How to communicate with your spouse during divorce

Photo of attorney Melinda L. Singer

Every divorce is different. While in some cases it’s vital to communicate through attorneys, some divorcing spouses talk, especially those in cases that didn’t stem from domestic violence or other traumatic events. 

If you and your spouse are comfortable with communication during divorce, here are four tips that can help you:

Don’t talk to your spouse as if you are still in a relationship with them

Disengaging and being objective when communicating with your soon-to-be ex-spouse is crucial. Talking to them as if you are still involved with them can lead to conflicts. 

If they disagree on a matter, do not take it personally. Take a step back, assess their perspective and then respond. Basically, treat any discussion you have with your spouse during divorce as a business conversation.

Be calm

Anything negative you say to your spouse can disadvantage you. Thus, avoid talking to them when you are upset. When arguments arise, politely excuse yourself – you can contact them when you calm down.

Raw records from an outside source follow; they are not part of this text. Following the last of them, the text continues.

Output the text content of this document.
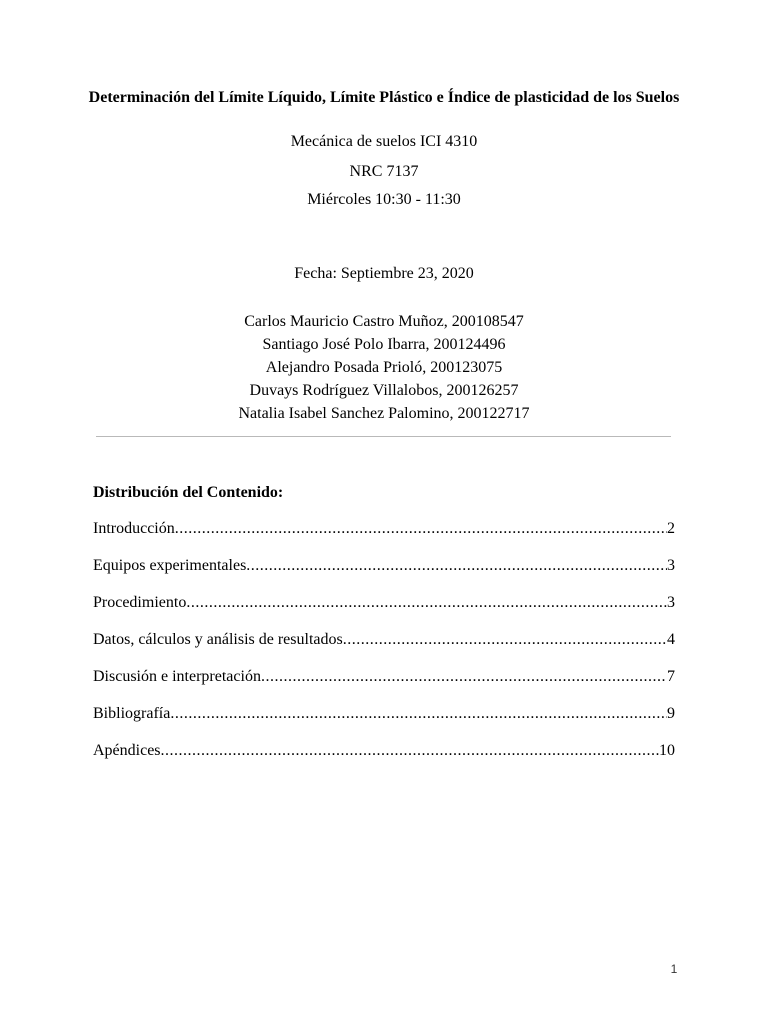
Determinación del Límite Líquido, Límite Plástico e Índice de plasticidad de los Suelos
Mecánica de suelos ICI 4310
NRC 7137
Miércoles 10:30 - 11:30
Fecha: Septiembre 23, 2020
Carlos Mauricio Castro Muñoz, 200108547
Santiago José Polo Ibarra, 200124496
Alejandro Posada Prioló, 200123075
Duvays Rodríguez Villalobos, 200126257
Natalia Isabel Sanchez Palomino, 200122717
Distribución del Contenido:
Introducción .....	2
Equipos experimentales .....	3
Procedimiento .....	3
Datos, cálculos y análisis de resultados .....	4
Discusión e interpretación .....	7
Bibliografía .....	9
Apéndices .....	10
1
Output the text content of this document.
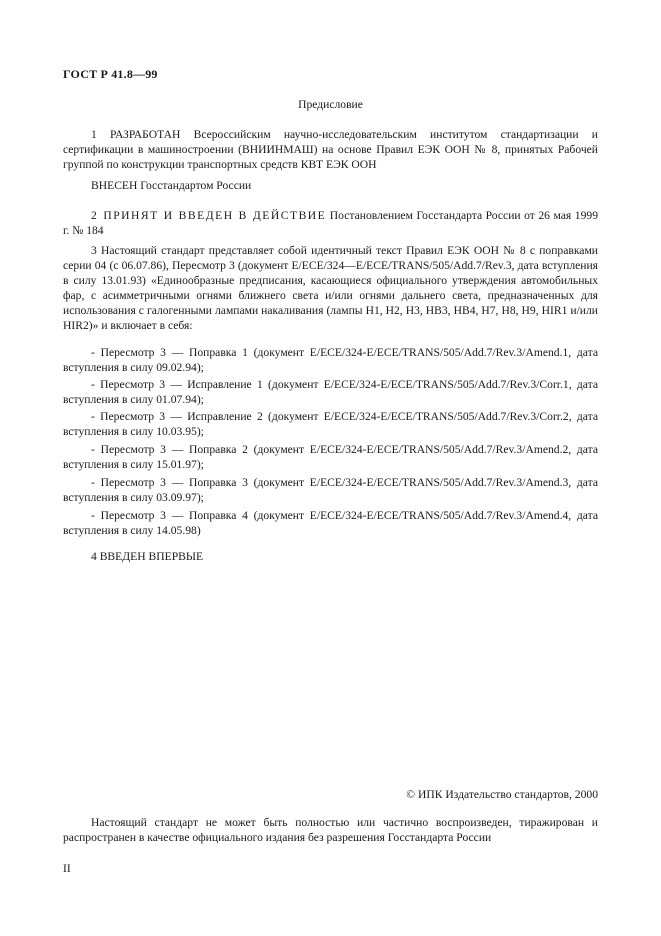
ГОСТ Р 41.8—99
Предисловие
1 РАЗРАБОТАН Всероссийским научно-исследовательским институтом стандартизации и сертификации в машиностроении (ВНИИНМАШ) на основе Правил ЕЭК ООН № 8, принятых Рабочей группой по конструкции транспортных средств КВТ ЕЭК ООН
ВНЕСЕН Госстандартом России
2 ПРИНЯТ И ВВЕДЕН В ДЕЙСТВИЕ Постановлением Госстандарта России от 26 мая 1999 г. № 184
3 Настоящий стандарт представляет собой идентичный текст Правил ЕЭК ООН № 8 с поправками серии 04 (с 06.07.86), Пересмотр 3 (документ E/ECE/324—E/ECE/TRANS/505/Add.7/Rev.3, дата вступления в силу 13.01.93) «Единообразные предписания, касающиеся официального утверждения автомобильных фар, с асимметричными огнями ближнего света и/или огнями дальнего света, предназначенных для использования с галогенными лампами накаливания (лампы H1, H2, H3, HB3, HB4, H7, H8, H9, HIR1 и/или HIR2)» и включает в себя:
- Пересмотр 3 — Поправка 1 (документ E/ECE/324-E/ECE/TRANS/505/Add.7/Rev.3/Amend.1, дата вступления в силу 09.02.94);
- Пересмотр 3 — Исправление 1 (документ E/ECE/324-E/ECE/TRANS/505/Add.7/Rev.3/Corr.1, дата вступления в силу 01.07.94);
- Пересмотр 3 — Исправление 2 (документ E/ECE/324-E/ECE/TRANS/505/Add.7/Rev.3/Corr.2, дата вступления в силу 10.03.95);
- Пересмотр 3 — Поправка 2 (документ E/ECE/324-E/ECE/TRANS/505/Add.7/Rev.3/Amend.2, дата вступления в силу 15.01.97);
- Пересмотр 3 — Поправка 3 (документ E/ECE/324-E/ECE/TRANS/505/Add.7/Rev.3/Amend.3, дата вступления в силу 03.09.97);
- Пересмотр 3 — Поправка 4 (документ E/ECE/324-E/ECE/TRANS/505/Add.7/Rev.3/Amend.4, дата вступления в силу 14.05.98)
4 ВВЕДЕН ВПЕРВЫЕ
© ИПК Издательство стандартов, 2000
Настоящий стандарт не может быть полностью или частично воспроизведен, тиражирован и распространен в качестве официального издания без разрешения Госстандарта России
II
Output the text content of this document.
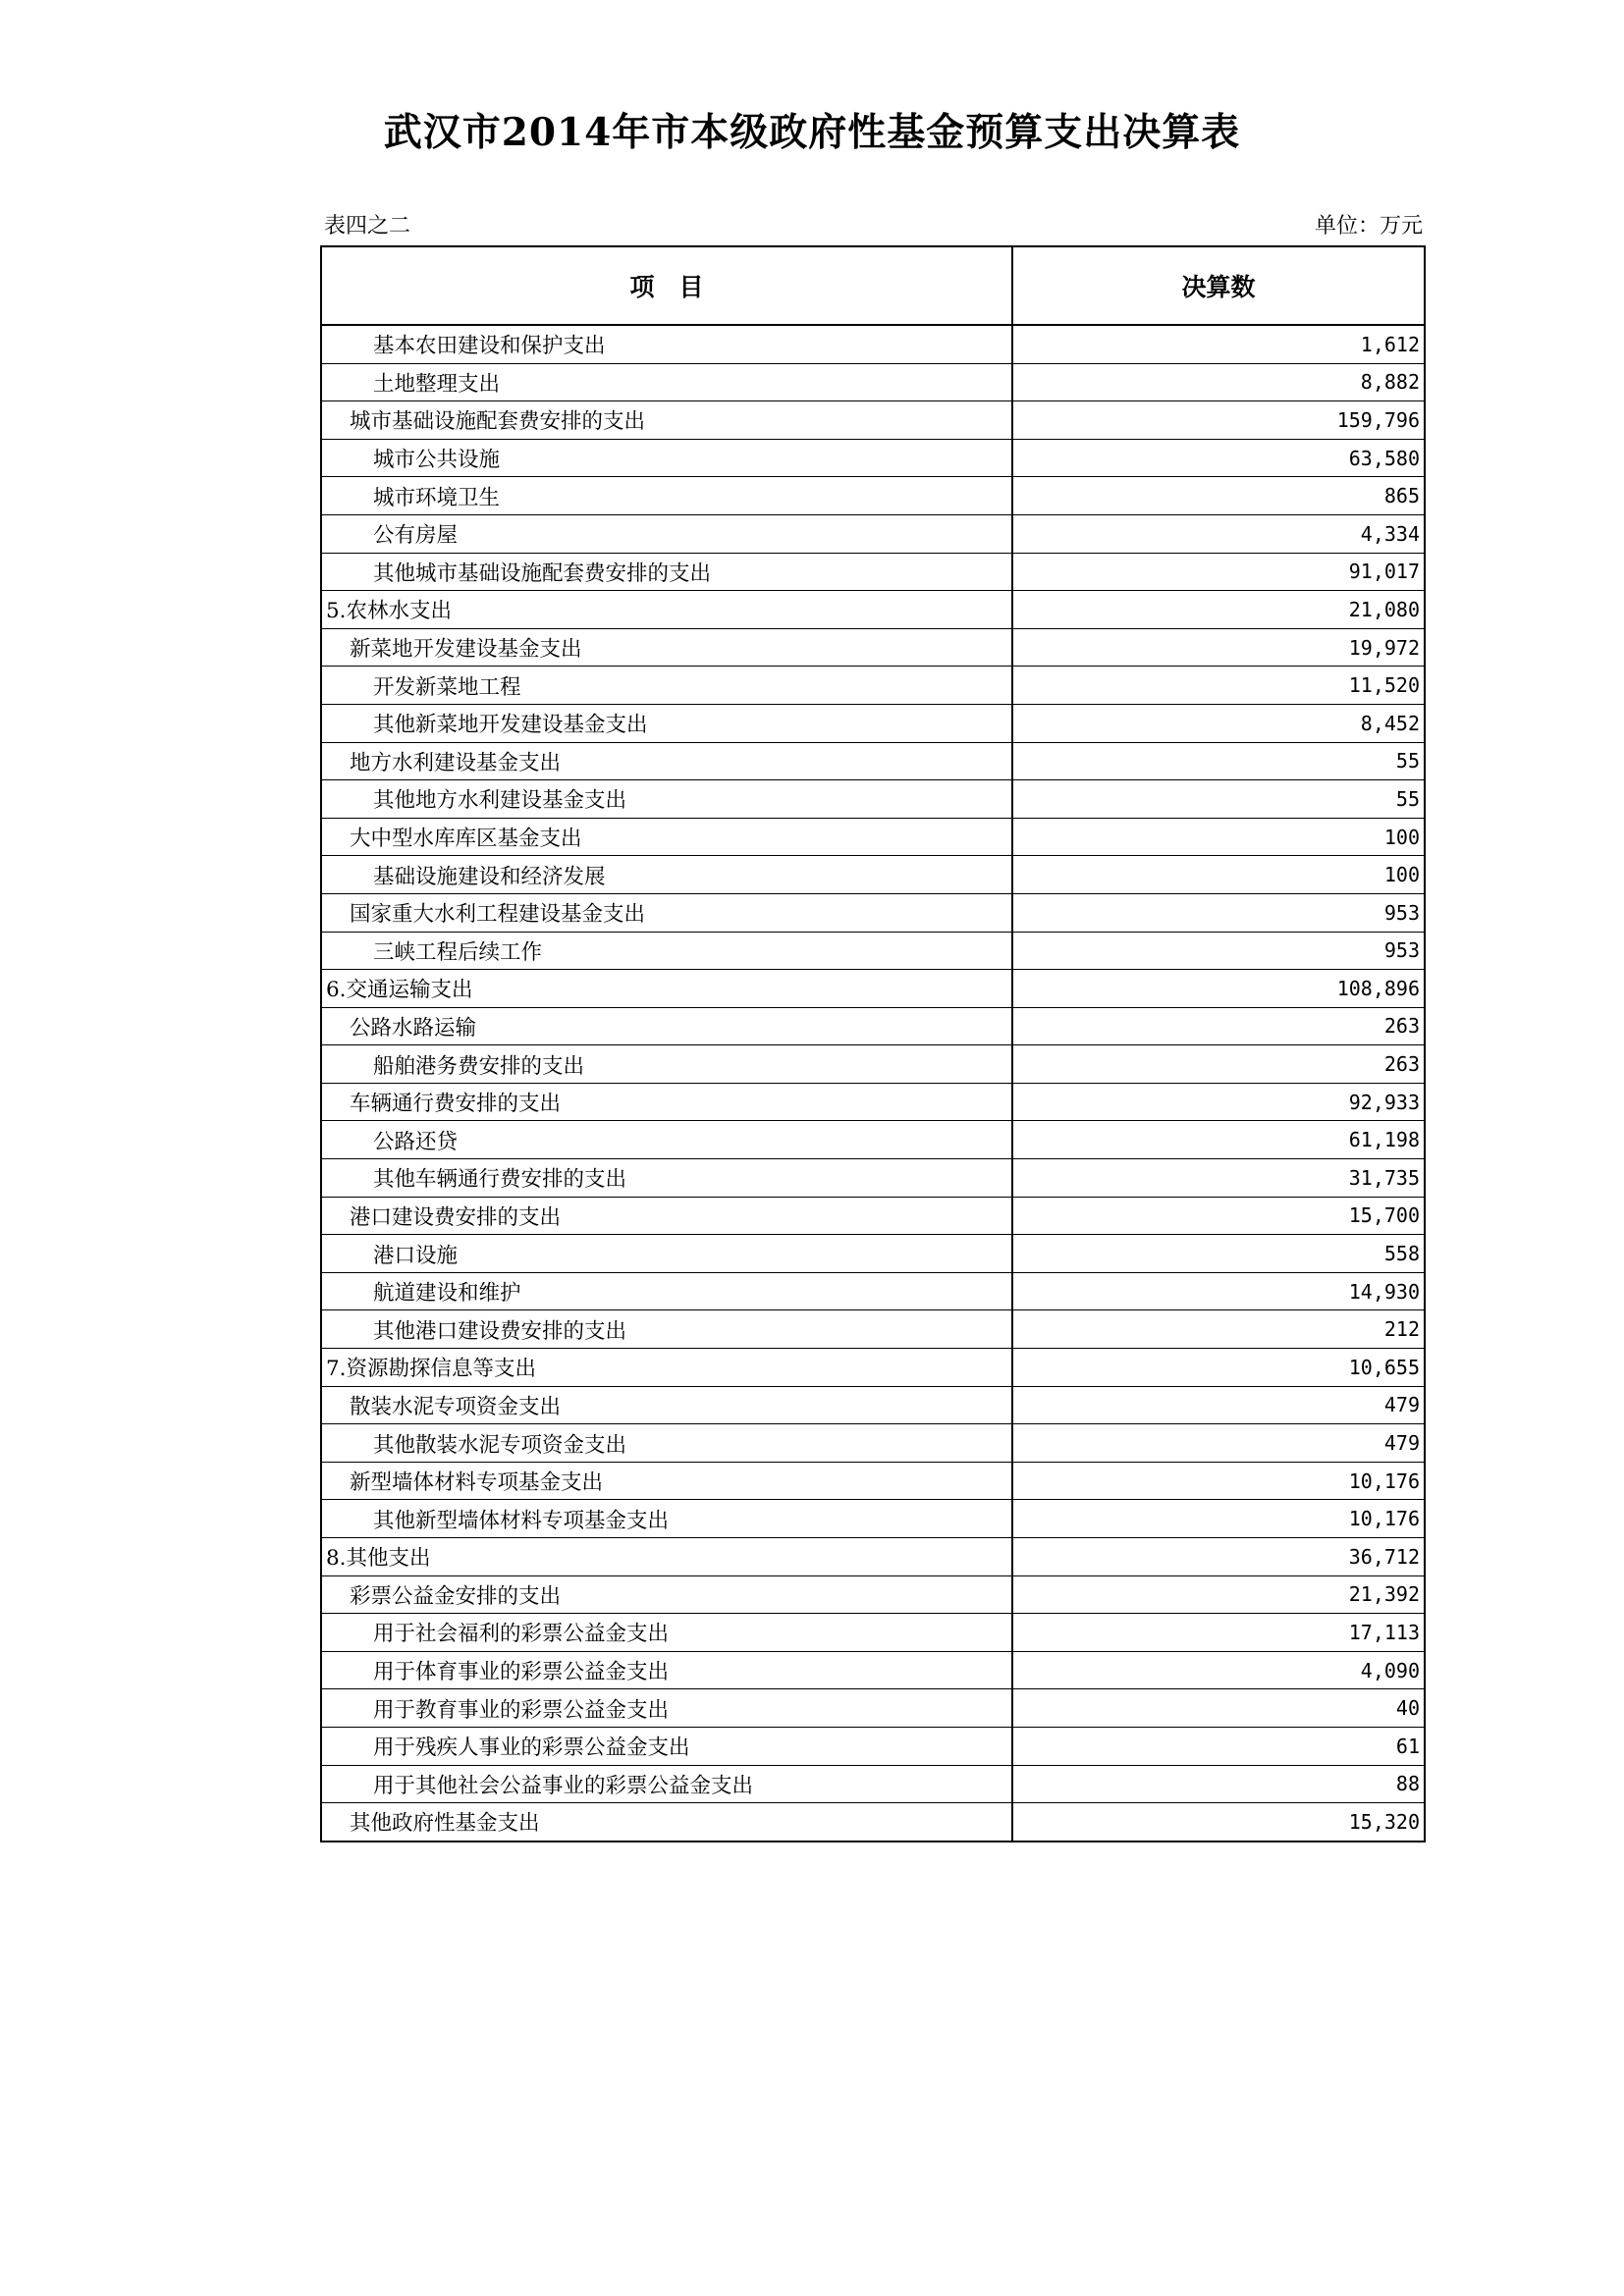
武汉市2014年市本级政府性基金预算支出决算表
表四之二	单位：万元
项　目	决算数
基本农田建设和保护支出	1,612
土地整理支出	8,882
城市基础设施配套费安排的支出	159,796
城市公共设施	63,580
城市环境卫生	865
公有房屋	4,334
其他城市基础设施配套费安排的支出	91,017
5.农林水支出	21,080
新菜地开发建设基金支出	19,972
开发新菜地工程	11,520
其他新菜地开发建设基金支出	8,452
地方水利建设基金支出	55
其他地方水利建设基金支出	55
大中型水库库区基金支出	100
基础设施建设和经济发展	100
国家重大水利工程建设基金支出	953
三峡工程后续工作	953
6.交通运输支出	108,896
公路水路运输	263
船舶港务费安排的支出	263
车辆通行费安排的支出	92,933
公路还贷	61,198
其他车辆通行费安排的支出	31,735
港口建设费安排的支出	15,700
港口设施	558
航道建设和维护	14,930
其他港口建设费安排的支出	212
7.资源勘探信息等支出	10,655
散装水泥专项资金支出	479
其他散装水泥专项资金支出	479
新型墙体材料专项基金支出	10,176
其他新型墙体材料专项基金支出	10,176
8.其他支出	36,712
彩票公益金安排的支出	21,392
用于社会福利的彩票公益金支出	17,113
用于体育事业的彩票公益金支出	4,090
用于教育事业的彩票公益金支出	40
用于残疾人事业的彩票公益金支出	61
用于其他社会公益事业的彩票公益金支出	88
其他政府性基金支出	15,320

Only communicate when necessary

You and your spouse should only communicate about issues related to the divorce. These include property division, child custody and support, living arrangements during separation, spousal support and so on. 

If they raise an issue unrelated to the divorce, politely decline to participate in the conversation. Unnecessary discussions can lead to misunderstandings. You and your spouse should agree on topics you can discuss and those to avoid.

Choose a communication channel

You should agree on how to contact each other during divorce. You can meet in person if you are comfortable or communicate through phone calls, emails or text messages. You also need to choose a communication channel for emergencies.

Communication during divorce can be beneficial. Seek legal help to have peaceful interactions with your future ex-spouse.